There are certain things one understands better only when it is too late, having blindly related to the world as if immortality was assured, and there would be enough time to do all that needs to be done.

He was one of my dedicated fans, though I  performed below expectation too many times, in the spirit of a person drunk on opportunity, the variety a haze blocking clarity of vision.

One might not understand what love is at times, until it is gone.

On the long journey of trying to understand who I really am, he gave me a lot of support, giving unqualified identification to  my choice of social media and self publishing online platforms as  primary scholarly publicisation systems, on the basis of which he offered me sterling opportunities in mainstream academic publication, some of which I was wise enough to make the most of.
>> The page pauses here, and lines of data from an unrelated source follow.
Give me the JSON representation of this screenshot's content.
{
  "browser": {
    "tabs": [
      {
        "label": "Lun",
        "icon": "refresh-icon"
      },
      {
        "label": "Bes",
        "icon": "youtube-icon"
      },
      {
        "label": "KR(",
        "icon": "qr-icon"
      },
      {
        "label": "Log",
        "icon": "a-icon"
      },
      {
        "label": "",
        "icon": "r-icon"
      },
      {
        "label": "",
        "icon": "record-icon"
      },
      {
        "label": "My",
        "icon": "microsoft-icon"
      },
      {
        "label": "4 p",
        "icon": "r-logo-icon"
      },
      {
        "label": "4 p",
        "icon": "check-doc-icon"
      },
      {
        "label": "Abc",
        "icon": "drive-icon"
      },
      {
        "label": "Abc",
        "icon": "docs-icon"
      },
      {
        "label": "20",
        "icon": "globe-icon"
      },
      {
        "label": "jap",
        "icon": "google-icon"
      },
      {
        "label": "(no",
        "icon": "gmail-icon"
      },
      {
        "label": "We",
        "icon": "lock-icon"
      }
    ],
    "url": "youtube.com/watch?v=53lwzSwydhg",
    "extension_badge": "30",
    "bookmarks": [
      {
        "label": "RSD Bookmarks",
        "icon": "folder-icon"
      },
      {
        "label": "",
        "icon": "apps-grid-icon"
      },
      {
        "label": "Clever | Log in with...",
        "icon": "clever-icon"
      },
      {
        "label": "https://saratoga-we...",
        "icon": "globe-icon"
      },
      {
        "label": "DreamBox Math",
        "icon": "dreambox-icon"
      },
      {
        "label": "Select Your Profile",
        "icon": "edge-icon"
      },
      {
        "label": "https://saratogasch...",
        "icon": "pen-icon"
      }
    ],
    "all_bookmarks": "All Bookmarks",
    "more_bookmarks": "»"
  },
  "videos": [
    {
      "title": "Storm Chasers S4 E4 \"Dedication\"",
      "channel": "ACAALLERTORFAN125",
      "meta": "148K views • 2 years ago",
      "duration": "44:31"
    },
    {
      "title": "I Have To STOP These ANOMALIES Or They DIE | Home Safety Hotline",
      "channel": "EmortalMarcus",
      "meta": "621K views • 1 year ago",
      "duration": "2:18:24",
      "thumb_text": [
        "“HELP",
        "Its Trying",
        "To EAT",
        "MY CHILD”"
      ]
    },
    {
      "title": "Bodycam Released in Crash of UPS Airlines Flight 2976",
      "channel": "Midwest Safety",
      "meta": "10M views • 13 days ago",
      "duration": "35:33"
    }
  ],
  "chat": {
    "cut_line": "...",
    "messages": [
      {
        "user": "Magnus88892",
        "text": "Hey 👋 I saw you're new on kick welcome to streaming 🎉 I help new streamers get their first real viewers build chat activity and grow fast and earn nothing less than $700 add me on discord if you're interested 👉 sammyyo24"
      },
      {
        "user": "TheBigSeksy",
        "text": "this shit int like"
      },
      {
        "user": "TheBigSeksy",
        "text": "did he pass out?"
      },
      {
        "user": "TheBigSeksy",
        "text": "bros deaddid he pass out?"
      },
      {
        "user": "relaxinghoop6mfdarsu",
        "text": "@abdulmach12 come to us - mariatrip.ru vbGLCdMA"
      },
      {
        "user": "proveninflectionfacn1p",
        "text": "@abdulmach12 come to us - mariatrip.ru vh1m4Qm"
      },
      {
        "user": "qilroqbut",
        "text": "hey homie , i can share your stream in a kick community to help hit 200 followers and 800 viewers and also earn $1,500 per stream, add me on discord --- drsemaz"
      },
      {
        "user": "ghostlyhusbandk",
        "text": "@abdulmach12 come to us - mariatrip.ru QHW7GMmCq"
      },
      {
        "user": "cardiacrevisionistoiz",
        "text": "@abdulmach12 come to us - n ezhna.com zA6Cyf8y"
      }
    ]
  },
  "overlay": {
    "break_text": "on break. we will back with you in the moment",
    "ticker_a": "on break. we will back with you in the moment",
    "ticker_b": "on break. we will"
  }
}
I have never been completely at home with schooling and  academia  in their currently globally dominant sense, and Irele's appreciation of my efforts as I sought to find my own way has been  central fuel in that struggle.

He is a colossus, yet always appreciative of any effort one makes to highlight his inimitable radiance.

Something important is gone from my life.What flows in to occupy the void thus created?

The memory of the coruscation of power that is the master. The foregrounding of the abyss against which one must measure oneself.

I have so much I want to share with you. Work already done which I saw myself as too occupied to share. Work in progress which is likely to delight him. That attentive ear is gone from the space we long shared.